Sénatoriales 2014 : qui sera le nouveau président de la Chambre haute ?

Sénatoriales 2014 : qui sera le nouveau président de la Chambre haute ?

POLITIQUE - La compétition bat déjà son plein pour les candidats à la présidence de la Chambre haute. Alors que le Sénat est repassé à droite à l'issue des élections ce dimanche, trois figures de l'UMP se disputent le "plateau". L'un d'entre eux deviendra mercredi le deuxième personnage de l'Etat.

Comme prévu, la droite a repris le Sénat, dimanche,  à l'occasion du renouvellement de la moitié des membres de la Haute assemblée . D'une bataille à l'autre, se pose déjà la question de la présidence de la Chambre haute, qui reviendra automatiquement à un élu de l'UMP. Lequel ? Metronews vous présente les forces en présence.

Jean-Pierre Raffarin
Jean-Pierre Raffarin, 66 ans, réélu sénateur dimanche, semble partir favori grâce à sa notoriété. "Je connais bien l'Etat de l'intérieur et je crois pouvoir avoir la force d'être quelqu'un qui portera le Sénat haut, capable de résister quand le Sénat n'est pas respecté", affirme l'ancien Premier ministre, qui a fait du combat contre la réforme territoriale l'un de ses fers de lance. Son point fort : une image de réconciliateur au sein de l'UMP, déchirée par une guerre des chefs lors de la bataille entre Jean-François Copé et François Fillon. Et il bénéficie d'un appui de taille.
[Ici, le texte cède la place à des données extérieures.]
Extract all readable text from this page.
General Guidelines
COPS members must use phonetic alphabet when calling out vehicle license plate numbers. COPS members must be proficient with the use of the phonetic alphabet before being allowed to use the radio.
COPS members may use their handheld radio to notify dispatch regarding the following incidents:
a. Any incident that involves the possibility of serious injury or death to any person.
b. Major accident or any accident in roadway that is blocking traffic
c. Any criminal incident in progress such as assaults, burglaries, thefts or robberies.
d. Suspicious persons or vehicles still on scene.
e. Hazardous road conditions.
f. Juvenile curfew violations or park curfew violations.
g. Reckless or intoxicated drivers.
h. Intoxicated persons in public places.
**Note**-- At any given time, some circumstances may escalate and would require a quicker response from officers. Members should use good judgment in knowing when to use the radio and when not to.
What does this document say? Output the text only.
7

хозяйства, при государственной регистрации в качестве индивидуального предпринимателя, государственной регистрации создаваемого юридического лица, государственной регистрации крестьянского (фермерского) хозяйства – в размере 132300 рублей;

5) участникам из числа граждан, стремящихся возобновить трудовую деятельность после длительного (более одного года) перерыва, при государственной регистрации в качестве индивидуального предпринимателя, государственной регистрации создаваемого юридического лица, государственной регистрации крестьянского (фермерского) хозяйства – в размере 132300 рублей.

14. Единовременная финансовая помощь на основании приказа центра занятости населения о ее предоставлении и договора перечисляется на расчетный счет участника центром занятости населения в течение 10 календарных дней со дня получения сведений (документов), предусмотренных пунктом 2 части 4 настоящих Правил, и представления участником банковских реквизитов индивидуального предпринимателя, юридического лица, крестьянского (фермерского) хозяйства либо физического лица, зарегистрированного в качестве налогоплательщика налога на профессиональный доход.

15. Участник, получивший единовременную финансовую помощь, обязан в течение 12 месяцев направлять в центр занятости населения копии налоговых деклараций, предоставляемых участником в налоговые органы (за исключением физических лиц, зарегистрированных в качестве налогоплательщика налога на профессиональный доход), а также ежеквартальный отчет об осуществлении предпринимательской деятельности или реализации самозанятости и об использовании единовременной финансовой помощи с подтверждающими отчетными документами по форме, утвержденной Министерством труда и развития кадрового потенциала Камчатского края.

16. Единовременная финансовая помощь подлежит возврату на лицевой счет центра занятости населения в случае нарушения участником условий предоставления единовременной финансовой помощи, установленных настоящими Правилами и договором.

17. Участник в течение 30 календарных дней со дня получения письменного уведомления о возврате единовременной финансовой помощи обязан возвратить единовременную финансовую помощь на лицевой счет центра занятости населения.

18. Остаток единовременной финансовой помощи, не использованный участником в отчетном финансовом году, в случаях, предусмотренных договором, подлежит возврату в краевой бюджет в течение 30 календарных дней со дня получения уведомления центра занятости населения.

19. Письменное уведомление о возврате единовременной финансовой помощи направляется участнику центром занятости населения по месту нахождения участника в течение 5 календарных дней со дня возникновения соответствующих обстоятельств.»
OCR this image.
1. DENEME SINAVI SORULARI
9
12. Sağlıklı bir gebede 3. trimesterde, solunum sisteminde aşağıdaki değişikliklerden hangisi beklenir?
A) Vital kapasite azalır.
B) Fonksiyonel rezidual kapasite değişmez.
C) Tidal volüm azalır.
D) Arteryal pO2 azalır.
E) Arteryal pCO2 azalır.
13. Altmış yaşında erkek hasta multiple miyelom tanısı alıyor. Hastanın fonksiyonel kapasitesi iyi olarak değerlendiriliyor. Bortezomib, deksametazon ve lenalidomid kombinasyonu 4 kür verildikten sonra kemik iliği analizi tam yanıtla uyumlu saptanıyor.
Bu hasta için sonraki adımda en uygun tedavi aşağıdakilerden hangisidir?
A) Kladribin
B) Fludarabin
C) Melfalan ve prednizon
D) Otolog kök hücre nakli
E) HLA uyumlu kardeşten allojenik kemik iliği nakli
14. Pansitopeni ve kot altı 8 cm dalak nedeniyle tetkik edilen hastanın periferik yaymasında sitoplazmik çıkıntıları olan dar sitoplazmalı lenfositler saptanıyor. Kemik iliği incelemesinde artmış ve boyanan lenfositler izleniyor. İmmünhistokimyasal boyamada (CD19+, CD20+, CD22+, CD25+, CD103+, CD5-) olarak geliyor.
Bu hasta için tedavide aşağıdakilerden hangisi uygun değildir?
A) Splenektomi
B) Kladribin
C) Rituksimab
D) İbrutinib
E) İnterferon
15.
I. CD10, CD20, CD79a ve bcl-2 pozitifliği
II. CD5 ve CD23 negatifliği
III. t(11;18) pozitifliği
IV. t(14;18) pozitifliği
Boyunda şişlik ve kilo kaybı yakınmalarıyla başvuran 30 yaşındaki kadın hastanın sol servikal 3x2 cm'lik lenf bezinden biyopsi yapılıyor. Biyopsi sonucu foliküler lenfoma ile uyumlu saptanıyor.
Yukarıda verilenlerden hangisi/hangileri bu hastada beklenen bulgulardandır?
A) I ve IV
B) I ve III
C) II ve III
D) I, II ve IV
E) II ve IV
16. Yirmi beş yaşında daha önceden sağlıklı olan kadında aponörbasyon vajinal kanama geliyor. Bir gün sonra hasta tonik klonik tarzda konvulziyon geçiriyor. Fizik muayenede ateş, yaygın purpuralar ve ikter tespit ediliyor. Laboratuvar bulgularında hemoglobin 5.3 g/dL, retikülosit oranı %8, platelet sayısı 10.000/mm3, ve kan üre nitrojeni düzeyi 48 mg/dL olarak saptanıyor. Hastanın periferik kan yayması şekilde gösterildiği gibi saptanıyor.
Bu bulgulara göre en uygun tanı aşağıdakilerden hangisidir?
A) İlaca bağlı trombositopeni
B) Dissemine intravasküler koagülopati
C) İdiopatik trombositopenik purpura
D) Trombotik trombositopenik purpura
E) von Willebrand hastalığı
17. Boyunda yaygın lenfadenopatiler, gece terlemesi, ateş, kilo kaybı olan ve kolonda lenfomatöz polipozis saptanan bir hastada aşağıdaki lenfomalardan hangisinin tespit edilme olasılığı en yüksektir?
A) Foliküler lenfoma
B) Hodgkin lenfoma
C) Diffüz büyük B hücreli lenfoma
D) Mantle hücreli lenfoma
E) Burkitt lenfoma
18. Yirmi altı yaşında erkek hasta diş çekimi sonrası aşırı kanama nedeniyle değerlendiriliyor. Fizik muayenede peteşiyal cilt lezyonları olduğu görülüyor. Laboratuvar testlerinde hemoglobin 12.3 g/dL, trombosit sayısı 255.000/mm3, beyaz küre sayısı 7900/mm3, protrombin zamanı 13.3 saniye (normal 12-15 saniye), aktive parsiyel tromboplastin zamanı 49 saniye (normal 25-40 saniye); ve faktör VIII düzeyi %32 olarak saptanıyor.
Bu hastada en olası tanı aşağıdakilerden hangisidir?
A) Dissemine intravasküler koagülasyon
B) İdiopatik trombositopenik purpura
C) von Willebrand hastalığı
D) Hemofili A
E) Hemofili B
Selon Le Parisien, il aurait passé un accord avec Nicolas Sarkozy. L'ancien président de la République qui a récemment annoncé son retour dans l'arène politique convaincrait des sénateurs UMP de voter pour lui en échange de son soutien.

Gérard Larcher
Gérard Larcher, 64 ans, a l'expérience de la fonction. Ancien ministre du Travail de Jacques Chirac, il a déjà présidé l'institution entre 2008 et 2011, remportant la primaire face à... Jean-Pierre Raffarin. Un Sénat qu'il considère comme un "contre-pilier institutionnel représentant l'opposition face à l'exécutif et à sa majorité à l'Assemblée nationale". Mais lors de la lutte fratricide au sein de l'UMP en 2012, il avait lui pris position en faveur de François Fillon. De quoi perdre des suffrages ''sarkozystes'' ?

Philippe Marini
Le sénateur de l'Oise Philippe Marini, âgé de 64 ans, mise sur son statut d'outsider. "Je ne suis pas celui que l'on attend", prévient le maire de Compiègne (Oise) qui a pourtant un gros handicap : il n'a jamais été ministre, contrairement à ses rivaux. D'origine corse, diplômé de Science Po et de l'ENA, cet avocat souhaite "faire sortir le Sénat des murs". "Le Sénat doit être réformateur, un réservoir de pensée politique", assure celui qui y a été élu sans discontinuité depuis 1992. L'un de ses arguments de campagne : organiser chaque mois un déplacement dans deux départements issus des travaux de la Haute Assemblée. Son point fort : il connaît les arcanes de cette institution pour avoir présidé la Commission des finances, ce qui lui apporte légitimité et réseau. Mais ses chances semblent pourtant faibles face à ses concurrents.

Si l'élection officielle du futur président se déroulera mercredi en séance publique, l'affaire se jouera en réalité lors de la primaire, la veille, au sein du groupe UMP. Chacun des postulants aura un quart d'heure pour défendre son programme devant les sénateurs UMP et apparentés. Le scrutin promet d'être serré.